SoCal’s Industrial Real Estate Hits Pause: Report
Southern California’s industrial sector has hit the pause button after the first quarter while players reassess and react to the changing landscape of a suspended economy.
Los Angeles County’s industrial market — one of the most expensive in the nation — saw 2.2 million square feet of negative net absorption, which is the highest total square footage loss since 2008, according to first-quarter reports from JLL (JLL). As news of coronavirus spread and the economy hit the breaks, investors became increasingly more worried since the start of 2020, and many pending deals were halted.
Many smaller tenants throughout L.A. have closed their doors. The San Fernando Valley area, which is home to many owner-user and smaller tenants, has been hit particularly hard, with 734,000 square feet of space vacated over the last quarter, according to the report.
L.A. was one of the first markets to see negative effects due to its size and proximity to the ports of Los Angeles and Long Beach. As the virus spread and shuttered manufacturing in China, sizable volume declines at the ports showed the early signs of the slowdown.
The U.S. depends on China for about 30 percent of all the materials and goods for development, according to Dodge Data & Analytics. The existing tensions between the two countries over trade first started to weigh on tenants before the shutdowns due to the virus.

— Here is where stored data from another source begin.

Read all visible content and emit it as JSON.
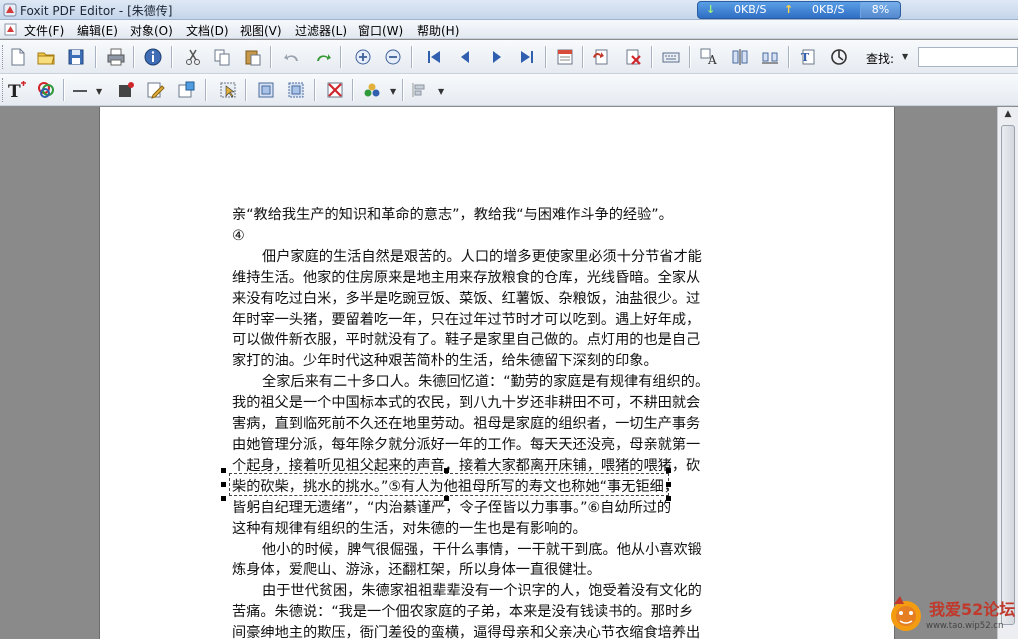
{
  "window": {
    "title": "Foxit PDF Editor - [朱德传]",
    "net_monitor": {
      "down": "0KB/S",
      "up": "0KB/S",
      "cpu": "8%"
    }
  },
  "menu": [
    "文件(F)",
    "编辑(E)",
    "对象(O)",
    "文档(D)",
    "视图(V)",
    "过滤器(L)",
    "窗口(W)",
    "帮助(H)"
  ],
  "toolbar": {
    "find_label": "查找:",
    "find_value": ""
  },
  "document": {
    "lines": [
      {
        "text": "亲“教给我生产的知识和革命的意志”，教给我“与困难作斗争的经验”。",
        "indent": false
      },
      {
        "text": "④",
        "indent": false
      },
      {
        "text": "佃户家庭的生活自然是艰苦的。人口的增多更使家里必须十分节省才能",
        "indent": true
      },
      {
        "text": "维持生活。他家的住房原来是地主用来存放粮食的仓库，光线昏暗。全家从",
        "indent": false
      },
      {
        "text": "来没有吃过白米，多半是吃豌豆饭、菜饭、红薯饭、杂粮饭，油盐很少。过",
        "indent": false
      },
      {
        "text": "年时宰一头猪，要留着吃一年，只在过年过节时才可以吃到。遇上好年成，",
        "indent": false
      },
      {
        "text": "可以做件新衣服，平时就没有了。鞋子是家里自己做的。点灯用的也是自己",
        "indent": false
      },
      {
        "text": "家打的油。少年时代这种艰苦简朴的生活，给朱德留下深刻的印象。",
        "indent": false
      },
      {
        "text": "全家后来有二十多口人。朱德回忆道：“勤劳的家庭是有规律有组织的。",
        "indent": true
      },
      {
        "text": "我的祖父是一个中国标本式的农民，到八九十岁还非耕田不可，不耕田就会",
        "indent": false
      },
      {
        "text": "害病，直到临死前不久还在地里劳动。祖母是家庭的组织者，一切生产事务",
        "indent": false
      },
      {
        "text": "由她管理分派，每年除夕就分派好一年的工作。每天天还没亮，母亲就第一",
        "indent": false
      },
      {
        "text": "个起身，接着听见祖父起来的声音，接着大家都离开床铺，喂猪的喂猪，砍",
        "indent": false
      },
      {
        "text": "柴的砍柴，挑水的挑水。”⑤有人为他祖母所写的寿文也称她“事无钜细，",
        "indent": false
      },
      {
        "text": "皆躬自纪理无遗绪”，“内治綦谨严，令子侄皆以力事事。”⑥自幼所过的",
        "indent": false
      },
      {
        "text": "这种有规律有组织的生活，对朱德的一生也是有影响的。",
        "indent": false
      },
      {
        "text": "他小的时候，脾气很倔强，干什么事情，一干就干到底。他从小喜欢锻",
        "indent": true
      },
      {
        "text": "炼身体，爱爬山、游泳，还翻杠架，所以身体一直很健壮。",
        "indent": false
      },
      {
        "text": "由于世代贫困，朱德家祖祖辈辈没有一个识字的人，饱受着没有文化的",
        "indent": true
      },
      {
        "text": "苦痛。朱德说：“我是一个佃农家庭的子弟，本来是没有钱读书的。那时乡",
        "indent": false
      },
      {
        "text": "间豪绅地主的欺压，衙门差役的蛮横，逼得母亲和父亲决心节衣缩食培养出",
        "indent": false
      }
    ]
  },
  "watermark": {
    "title": "我爱52论坛",
    "url": "www.tao.wip52.cn"
  },
  "colors": {
    "accent": "#2f6fc4",
    "page": "#ffffff",
    "workspace": "#8a8a8a"
  }
}
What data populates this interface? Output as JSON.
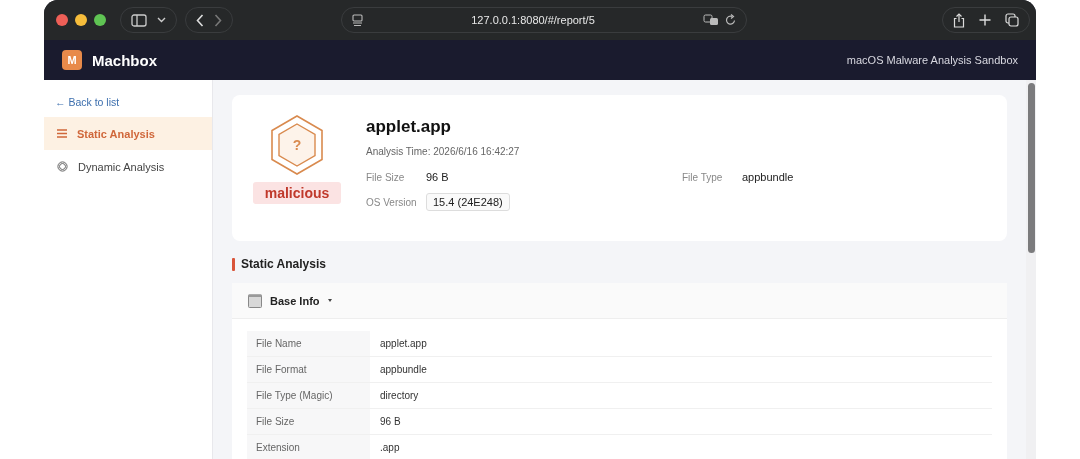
{
  "browser": {
    "url": "127.0.0.1:8080/#/report/5"
  },
  "app": {
    "brand": "Machbox",
    "logo_letter": "M",
    "tagline": "macOS Malware Analysis Sandbox"
  },
  "sidebar": {
    "back_link": "← Back to list",
    "items": [
      {
        "label": "Static Analysis",
        "kind": "list",
        "selected": true
      },
      {
        "label": "Dynamic Analysis",
        "kind": "ring",
        "selected": false
      }
    ]
  },
  "report": {
    "icon_glyph": "?",
    "title": "applet.app",
    "verdict": "malicious",
    "analysis_time": "Analysis Time: 2026/6/16 16:42:27",
    "fields": [
      {
        "label": "File Size",
        "value": "96 B",
        "kind": "plain"
      },
      {
        "label": "File Type",
        "value": "appbundle",
        "kind": "plain"
      },
      {
        "label": "OS Version",
        "value": "15.4 (24E248)",
        "kind": "tag"
      }
    ]
  },
  "section_title": "Static Analysis",
  "panel": {
    "title": "Base Info",
    "expanded": true,
    "rows": [
      {
        "label": "File Name",
        "value": "applet.app"
      },
      {
        "label": "File Format",
        "value": "appbundle"
      },
      {
        "label": "File Type (Magic)",
        "value": "directory"
      },
      {
        "label": "File Size",
        "value": "96 B"
      },
      {
        "label": "Extension",
        "value": ".app"
      }
    ]
  }
}
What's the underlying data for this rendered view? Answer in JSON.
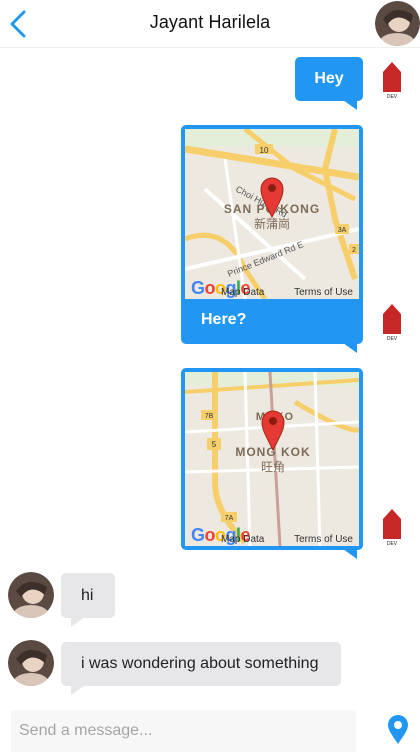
{
  "header": {
    "title": "Jayant Harilela",
    "back_icon": "chevron-left-icon",
    "accent": "#2196f3"
  },
  "messages": {
    "outgoing": [
      {
        "text": "Hey"
      },
      {
        "type": "map",
        "caption": "Here?",
        "place": "SAN PO KONG",
        "place_local": "新蒲崗",
        "street1": "Choi Hung Rd",
        "street2": "Prince Edward Rd E"
      },
      {
        "type": "map",
        "caption": "",
        "place": "MONG KOK",
        "place_local": "旺角",
        "area": "MOKO"
      }
    ],
    "incoming": [
      {
        "text": "hi"
      },
      {
        "text": "i was wondering about something"
      }
    ]
  },
  "map_labels": {
    "google": "Google",
    "map_data": "Map Data",
    "terms": "Terms of Use"
  },
  "badge": {
    "label": "DEV",
    "color": "#c62828"
  },
  "composer": {
    "placeholder": "Send a message...",
    "send_icon": "location-pin-icon"
  },
  "colors": {
    "bubble_out": "#2196f3",
    "bubble_in": "#e7e7ea"
  }
}
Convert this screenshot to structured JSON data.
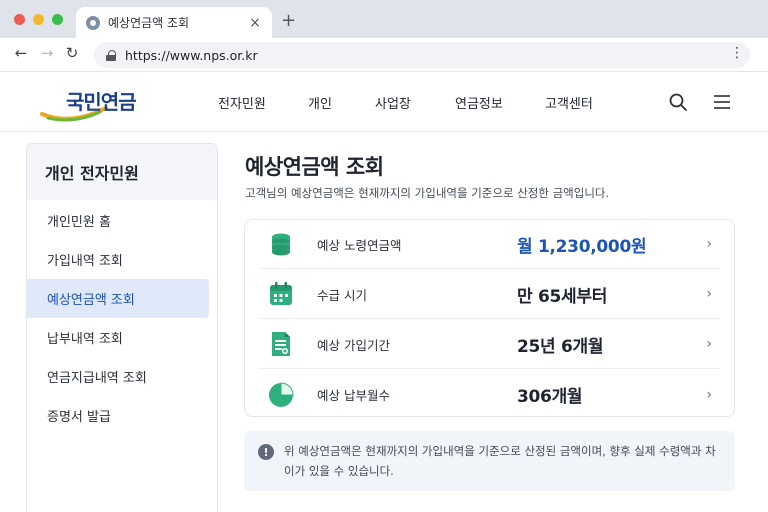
{
  "browser": {
    "tab_title": "예상연금액 조회",
    "tab_close": "×",
    "new_tab": "+",
    "url": "https://www.nps.or.kr",
    "back": "←",
    "forward": "→",
    "reload": "↻",
    "menu": "⋮"
  },
  "site": {
    "logo_text": "국민연금",
    "nav": [
      "전자민원",
      "개인",
      "사업장",
      "연금정보",
      "고객센터"
    ],
    "search_icon": "search-icon",
    "menu_icon": "hamburger-icon"
  },
  "sidebar": {
    "title": "개인 전자민원",
    "items": [
      {
        "label": "개인민원 홈"
      },
      {
        "label": "가입내역 조회"
      },
      {
        "label": "예상연금액 조회",
        "active": true
      },
      {
        "label": "납부내역 조회"
      },
      {
        "label": "연금지급내역 조회"
      },
      {
        "label": "증명서 발급"
      }
    ]
  },
  "main": {
    "title": "예상연금액 조회",
    "description": "고객님의 예상연금액은 현재까지의 가입내역을 기준으로 산정한 금액입니다.",
    "rows": [
      {
        "icon": "coins-icon",
        "label": "예상 노령연금액",
        "value": "월 1,230,000원"
      },
      {
        "icon": "calendar-icon",
        "label": "수급 시기",
        "value": "만 65세부터"
      },
      {
        "icon": "document-icon",
        "label": "예상 가입기간",
        "value": "25년 6개월"
      },
      {
        "icon": "pie-chart-icon",
        "label": "예상 납부월수",
        "value": "306개월"
      }
    ],
    "chevron": "›",
    "notice_icon": "!",
    "notice": "위 예상연금액은 현재까지의 가입내역을 기준으로 산정된 금액이며, 향후 실제 수령액과 차이가 있을 수 있습니다."
  },
  "colors": {
    "brand_blue": "#1b3f8f",
    "accent_blue": "#1c54b8",
    "active_bg": "#dfe9fa",
    "icon_green": "#2fae7e"
  }
}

According to JLL’s report, reduced container flow from China led to more than 2.1 million square feet of negative absorption across the market in the first quarter.
Last week, the Port of L.A. reported first-quarter volumes dropped 18.5 percent compared to last year. The crisis hit particularly hard in March, which saw cargo drop about 31 percent compared to 2019. It was the lowest amount of monthly cargo since 2009.
“We’ve had two serious shocks to our supply chain system. First the trade war between the U.S. and China and now the COVID-19 pandemic,” said Gene Seroka, executive director of the Port of L.A., in a statement. “Amidst this public health crisis, there will be uncertain months ahead in the global supply chain.”
In a video message, Seroka said retailers are postponing, canceling or otherwise pushing back orders “until we see some certainty in the U.S. economy.”
Average asking rent for industrial space in L.A. still climbed to an all-time high at $0.93 per square foot. Vacancy is at 2.7 percent, and there’s currently 3.6 million square feet of space under construction.
The Inland Empire had the most active industrial development pipeline across the U.S. in the first quarter with 20.5 million square feet of space under construction. But most speculative projects have been put on pause since the outbreak.
JLL expects to see fundamentals soften over the next two quarters, but the firm also reported that there will be select industries that thrive and drive demand for warehouse space in the Inland Empire as much of the U.S. shelters in place.
Demands on e-commerce, grocers and logistics are accelerating rapidly. To deal with unprecedented online orders, companies may all need additional warehouse space in the near term with increasing demand. Some firms like Amazon (AMZN) have announced nationwide hiring sprees in response.
The Inland Empire saw 7.9 million square feet of positive net absorption due to third-party logistics users and mass merchandisers continuing to expand. However, leasing volume declined 49.2 percent year over year as volumes at the ports decreased. Inland Empire also saw consecutive quarters of negative net absorption in the 10,000 to 50,000 square feet range, which has the potential to accelerate over the near term, according to JLL.